Berry Genomics, a Chinese prenatal genetic testing and diagnostics company backed by Qiming Venture Partners and Legend Capital, is moving ahead toward an A-share listing via a reverse merger with Shenzhen-listed Chengdu Tianxing Instrument & Meter.
Trading of the Chinese auto parts maker’s shares was temporarily halted yesterday and today after reaching the upper limit of the stocks’ daily movement range, as investors piled in with buy orders.
Tianxing’s stocks were suspended from trading for nearly six months pending major restructuring transactions. Trading was resumed yesterday.
The company responded to questions from the Chinese securities regulator during the weekend regarding the reserve merger and provided more details of the transaction earlier this month, paving the way for the final steps of the deal to complete.
According to new disclosure filings, Chengdu-based Tianxing plans to acquire 100% of Berry Genomics through an asset exchange via issuing new shares to Berry Genomics, at a valuation of RMB4.3 billion (US$619 million).
Berry Genomics recorded a net asset book value attributable to parent of RMB953 million as of June 30, 2016.
The company recorded net profit attributable to parent after deducting non-recurring gains and losses of RMB35.2 million, RMB36 million and RMB36.9 million from 2013 to 2015, respectively. The number for the first half of 2016 jumped to RMB50.7 million.
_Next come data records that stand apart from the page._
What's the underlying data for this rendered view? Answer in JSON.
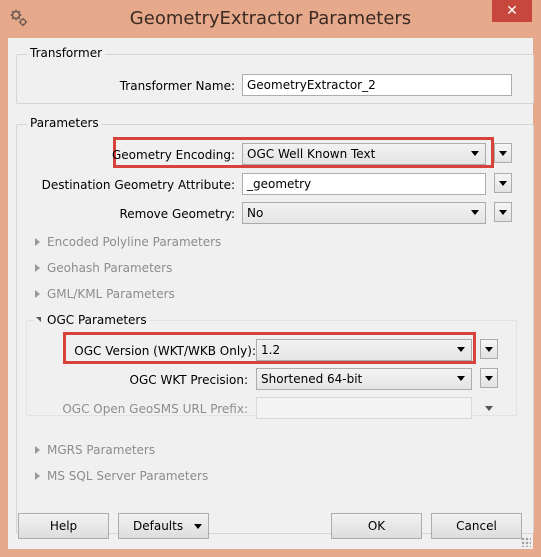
{
  "window": {
    "title": "GeometryExtractor Parameters",
    "close_symbol": "✕",
    "accent_color": "#e6a98c",
    "highlight_color": "#d9423b"
  },
  "transformer_group": {
    "title": "Transformer",
    "name_label": "Transformer Name:",
    "name_value": "GeometryExtractor_2"
  },
  "parameters_group": {
    "title": "Parameters",
    "geometry_encoding": {
      "label": "Geometry Encoding:",
      "value": "OGC Well Known Text"
    },
    "destination_attribute": {
      "label": "Destination Geometry Attribute:",
      "value": "_geometry"
    },
    "remove_geometry": {
      "label": "Remove Geometry:",
      "value": "No"
    },
    "sections": [
      {
        "label": "Encoded Polyline Parameters",
        "expanded": false
      },
      {
        "label": "Geohash Parameters",
        "expanded": false
      },
      {
        "label": "GML/KML Parameters",
        "expanded": false
      },
      {
        "label": "OGC Parameters",
        "expanded": true
      },
      {
        "label": "MGRS Parameters",
        "expanded": false
      },
      {
        "label": "MS SQL Server Parameters",
        "expanded": false
      }
    ],
    "ogc": {
      "version": {
        "label": "OGC Version (WKT/WKB Only):",
        "value": "1.2"
      },
      "wkt_precision": {
        "label": "OGC WKT Precision:",
        "value": "Shortened 64-bit"
      },
      "geosms_prefix": {
        "label": "OGC Open GeoSMS URL Prefix:",
        "value": ""
      }
    }
  },
  "footer": {
    "help": "Help",
    "defaults": "Defaults",
    "ok": "OK",
    "cancel": "Cancel"
  },
  "icons": [
    "app-icon",
    "close-icon",
    "dropdown-arrow-icon",
    "expand-triangle-icon",
    "collapse-triangle-icon",
    "resize-grip-icon"
  ]
}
It has promised to reach net profit of RMB228 million, RMB309 million and RMB405 million from 2017 to 2019, under a valuation adjustment mechanism, according to the filing.
Founded in 2010, Berry Genomics started with noninvasive prenatal DNA screening, and expanded to DNA sequencing and other forms of genetic testing for disease screening and diagnosis.
It received an undisclosed series A round from Legend Capital in 2011. In 2013, the company received a series B round from Legend Capital, Qiming and Boyu Capital, a private equity firm founded by Alvin Jiang, the grandson of former Chinese president Jiang Zemin.
The founding team of Berry Genomics have all previously worked at BGI, once known as Beijing Genomics Institute, one of the earliest and biggest DNA testing firms in China.
BGI applied to list on a domestic stock exchange last year, and has been in the IPO queue for nearly one year. There are currently around 800 companies lining up to list in China, with an average waiting time of two to three years.
Berry Genomics, a smaller competitor to BGI, looks set to access the capital markets earlier than its older and bigger rival.
At the same time, Berry Genomics and BGI are facing competition from an increasing number of genetic testing and diagnostic companies in China, including Daan Gene, Amoy Dx and Dian Diagnostics.